Typically when we talk about strides in convolutions for DNN, it means striding the filter over the input and applying the filter to adjacent input elements. One skips some number of input elements are reapply the filter. In dilated filters consecutive filter elements are applied to non-adjacent input elements.

In dilated convolutions  the filter is applied with defined gaps.
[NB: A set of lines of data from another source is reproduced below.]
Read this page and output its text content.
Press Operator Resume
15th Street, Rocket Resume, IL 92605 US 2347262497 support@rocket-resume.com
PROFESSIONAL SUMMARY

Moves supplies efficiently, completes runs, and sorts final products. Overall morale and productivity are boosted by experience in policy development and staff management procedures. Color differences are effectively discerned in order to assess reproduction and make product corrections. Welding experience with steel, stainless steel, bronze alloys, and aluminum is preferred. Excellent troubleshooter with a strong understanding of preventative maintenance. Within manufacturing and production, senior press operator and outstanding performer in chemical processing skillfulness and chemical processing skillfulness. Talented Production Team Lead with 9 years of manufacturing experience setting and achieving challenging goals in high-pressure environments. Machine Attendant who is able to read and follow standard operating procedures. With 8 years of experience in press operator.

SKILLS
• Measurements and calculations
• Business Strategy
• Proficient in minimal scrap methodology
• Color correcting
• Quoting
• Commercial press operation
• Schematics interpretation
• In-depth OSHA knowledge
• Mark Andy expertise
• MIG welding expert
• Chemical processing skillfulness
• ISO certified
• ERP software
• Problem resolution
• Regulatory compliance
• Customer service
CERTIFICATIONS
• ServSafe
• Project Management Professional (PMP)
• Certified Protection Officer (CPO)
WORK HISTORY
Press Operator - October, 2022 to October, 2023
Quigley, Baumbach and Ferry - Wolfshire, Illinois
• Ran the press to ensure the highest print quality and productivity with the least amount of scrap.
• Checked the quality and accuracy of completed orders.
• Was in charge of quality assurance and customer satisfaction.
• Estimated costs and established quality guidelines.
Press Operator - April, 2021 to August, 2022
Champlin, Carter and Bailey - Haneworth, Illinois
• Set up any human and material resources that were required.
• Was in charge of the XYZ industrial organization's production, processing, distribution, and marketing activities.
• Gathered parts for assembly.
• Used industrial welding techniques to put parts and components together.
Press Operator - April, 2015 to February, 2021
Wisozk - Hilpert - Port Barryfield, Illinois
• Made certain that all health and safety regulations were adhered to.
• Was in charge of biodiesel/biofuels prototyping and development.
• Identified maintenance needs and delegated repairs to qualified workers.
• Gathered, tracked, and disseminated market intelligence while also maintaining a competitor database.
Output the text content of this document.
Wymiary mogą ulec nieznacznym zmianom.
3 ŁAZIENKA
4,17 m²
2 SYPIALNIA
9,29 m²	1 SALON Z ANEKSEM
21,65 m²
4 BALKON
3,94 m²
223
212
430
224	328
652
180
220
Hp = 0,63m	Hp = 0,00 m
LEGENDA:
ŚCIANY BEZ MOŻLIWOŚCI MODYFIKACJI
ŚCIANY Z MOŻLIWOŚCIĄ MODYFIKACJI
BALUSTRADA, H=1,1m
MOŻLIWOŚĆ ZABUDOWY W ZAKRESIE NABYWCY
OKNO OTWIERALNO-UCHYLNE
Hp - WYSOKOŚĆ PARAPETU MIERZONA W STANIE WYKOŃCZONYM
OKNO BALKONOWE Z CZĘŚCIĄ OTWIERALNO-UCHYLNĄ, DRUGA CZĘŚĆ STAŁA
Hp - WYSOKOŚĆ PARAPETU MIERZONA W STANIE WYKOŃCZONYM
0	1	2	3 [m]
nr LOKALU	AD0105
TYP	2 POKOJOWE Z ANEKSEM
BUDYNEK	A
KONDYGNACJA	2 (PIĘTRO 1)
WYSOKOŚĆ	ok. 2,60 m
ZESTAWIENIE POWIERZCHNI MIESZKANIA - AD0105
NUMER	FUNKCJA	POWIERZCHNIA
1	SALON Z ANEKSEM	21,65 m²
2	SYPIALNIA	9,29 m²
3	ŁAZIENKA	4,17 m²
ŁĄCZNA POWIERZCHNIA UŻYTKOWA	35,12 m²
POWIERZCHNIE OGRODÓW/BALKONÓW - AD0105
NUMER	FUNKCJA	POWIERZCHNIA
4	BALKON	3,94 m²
For example if a 3×3 filter is applied to  2D image, a dilation of  k=1 is just a normal convolution when k=2 one skips one pixel per input with the filter values spread out over the input. k=4 means skipping 3 pixels.

Figure 1 below (from the paper) shows dilated 2D convolution on 2D data.

The caption has confused some people on the web so we offer the following additional explanation: The Red dots show which 3×3 filter elements are applied to which input elements. (a) shows a normal 3×3 filter, the 9 elements of the filters are applied to consecutive elements of the input, (b) shows the same 3×3 filter but notice the same 9 elements are applied to different input points with a gap of 1 between them {dilation k=2}, (c) shows the same 3×3 filter but notice it is applied to different input points with a gap of 3 {dilation k=4}. The  blue/green shading shows the receptive field captured with the next layer.

It gets us thinking about creating new ways to add scale and rotational variance to DNNs.